My biological children, both born years later, will never have to have that joke made to ease the insult to their lives. I’m profoundly grateful to Wendy Alexander and Donald Dewar and all the people who I campaigned alongside, for the moral courage that made that true. And I am still angry with Brian Souter for his lying, conniving campaign, for his use of the vast fortune he made exploiting his workers and a formerly public transport system, for being the face and the voice of hatred and humiliation for us for that year. If ever anyone deserved less to be “honoured” by his country – well, no, there are others who’ve caused hurt and death and division, too. But he’s among them.
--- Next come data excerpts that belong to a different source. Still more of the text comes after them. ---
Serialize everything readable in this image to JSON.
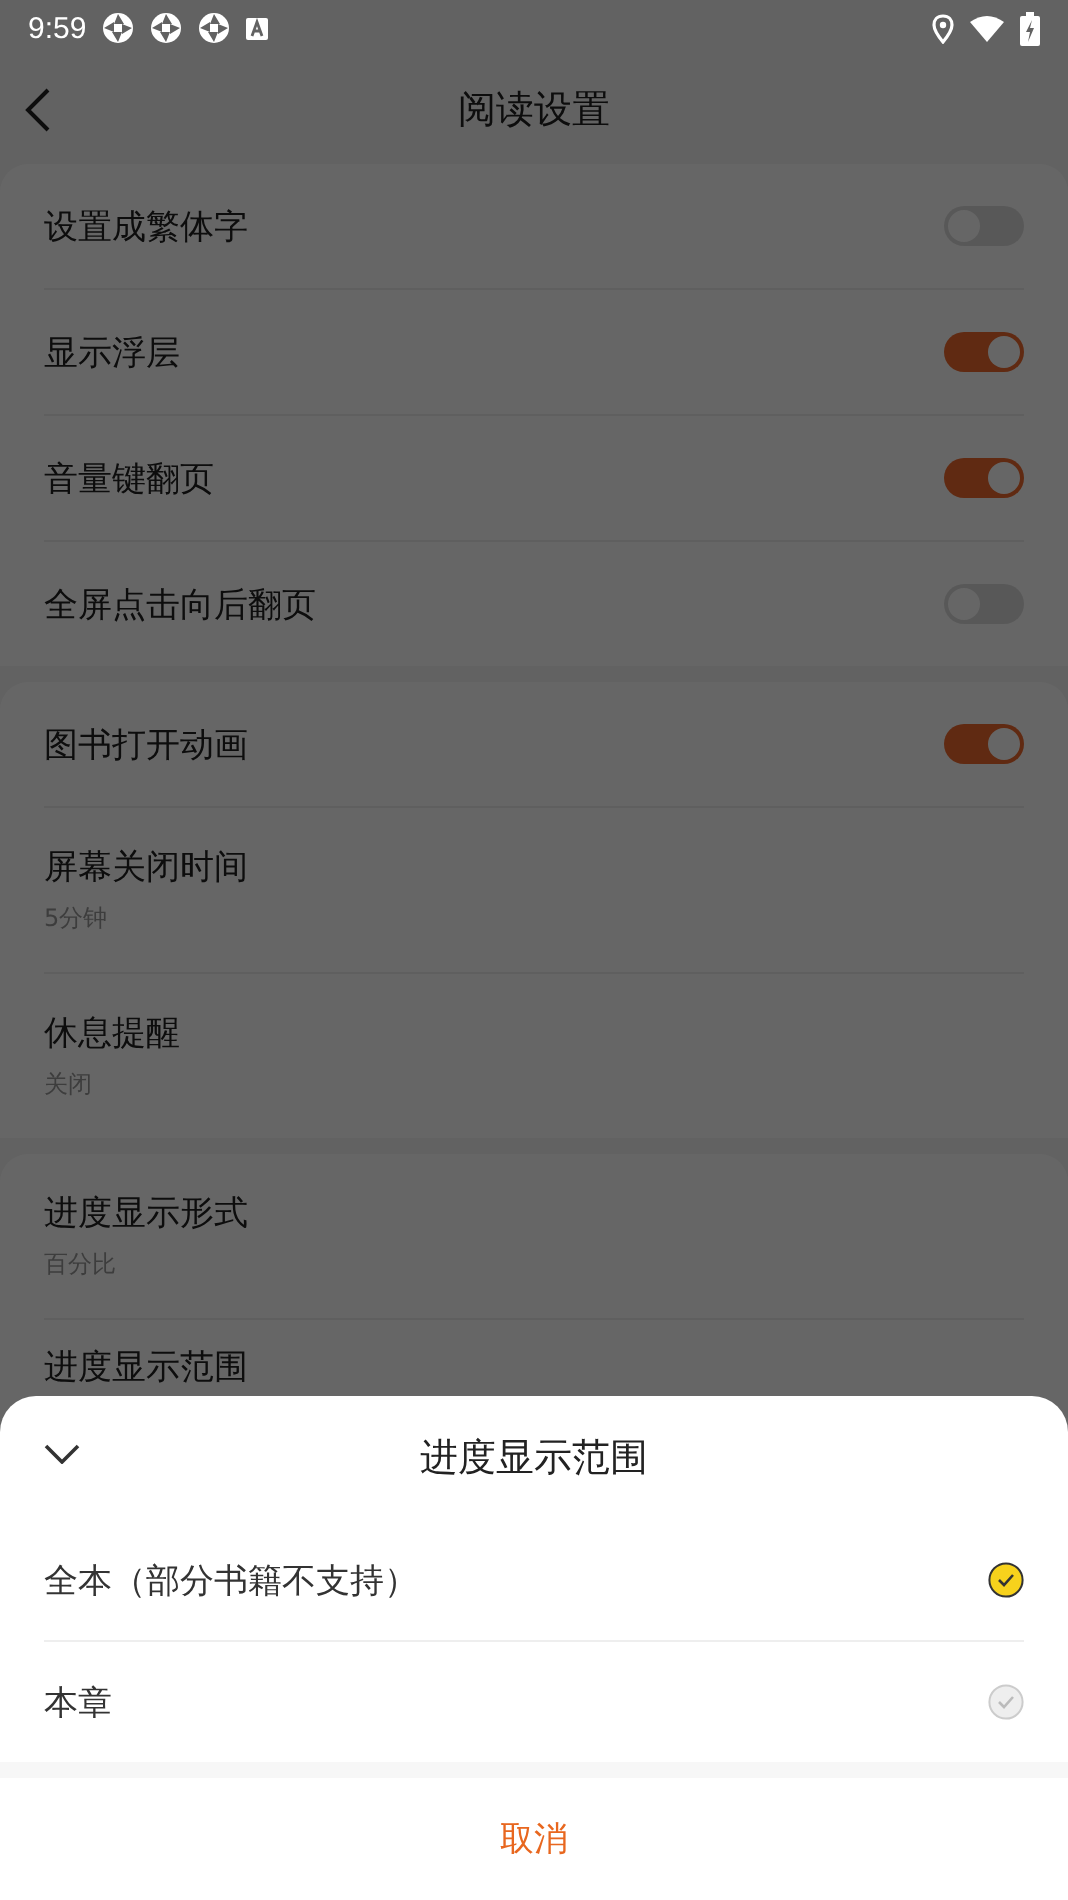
{
  "status_bar": {
    "time": "9:59"
  },
  "header": {
    "title": "阅读设置"
  },
  "groups": [
    {
      "rows": [
        {
          "kind": "toggle",
          "label": "设置成繁体字",
          "on": false
        },
        {
          "kind": "toggle",
          "label": "显示浮层",
          "on": true
        },
        {
          "kind": "toggle",
          "label": "音量键翻页",
          "on": true
        },
        {
          "kind": "toggle",
          "label": "全屏点击向后翻页",
          "on": false
        }
      ]
    },
    {
      "rows": [
        {
          "kind": "toggle",
          "label": "图书打开动画",
          "on": true
        },
        {
          "kind": "value",
          "label": "屏幕关闭时间",
          "value": "5分钟"
        },
        {
          "kind": "value",
          "label": "休息提醒",
          "value": "关闭"
        }
      ]
    },
    {
      "rows": [
        {
          "kind": "value",
          "label": "进度显示形式",
          "value": "百分比"
        },
        {
          "kind": "value",
          "label": "进度显示范围"
        }
      ]
    }
  ],
  "sheet": {
    "title": "进度显示范围",
    "options": [
      {
        "label": "全本（部分书籍不支持）",
        "selected": true
      },
      {
        "label": "本章",
        "selected": false
      }
    ],
    "cancel": "取消"
  }
}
But I am not going to sign the petition against his knighthood. I can’t say that his should be removed but, ultimately, other people should remain “Knights of the British Empire”. The whole system is a sick reminder of how we reward capitalistic excess and kowtowing to the system with the trappings of aristocracy. The whole system is rotten, and saying we should only give these tainted gongs to the “right” people is missing the point. Let’s refuse the notion of honour in “honours”. Let’s make it as irrelevant as it should be.
To this end, I propose that we each, on our birthdays, confer honours on people who we think deserve them. Let’s each claim the right to bestow titles, on the basis that great judgement of human quailities isn’t confined to Elizabeth Windsor and “her government”. You can call these “pretended honours” if you like, but I don’t accept that any more than when the government called my family “pretend”. We need to change, and that change needs to accept the human dignity of each of us. It’s my birthday in a couple of weeks, so keep your eyes peeled.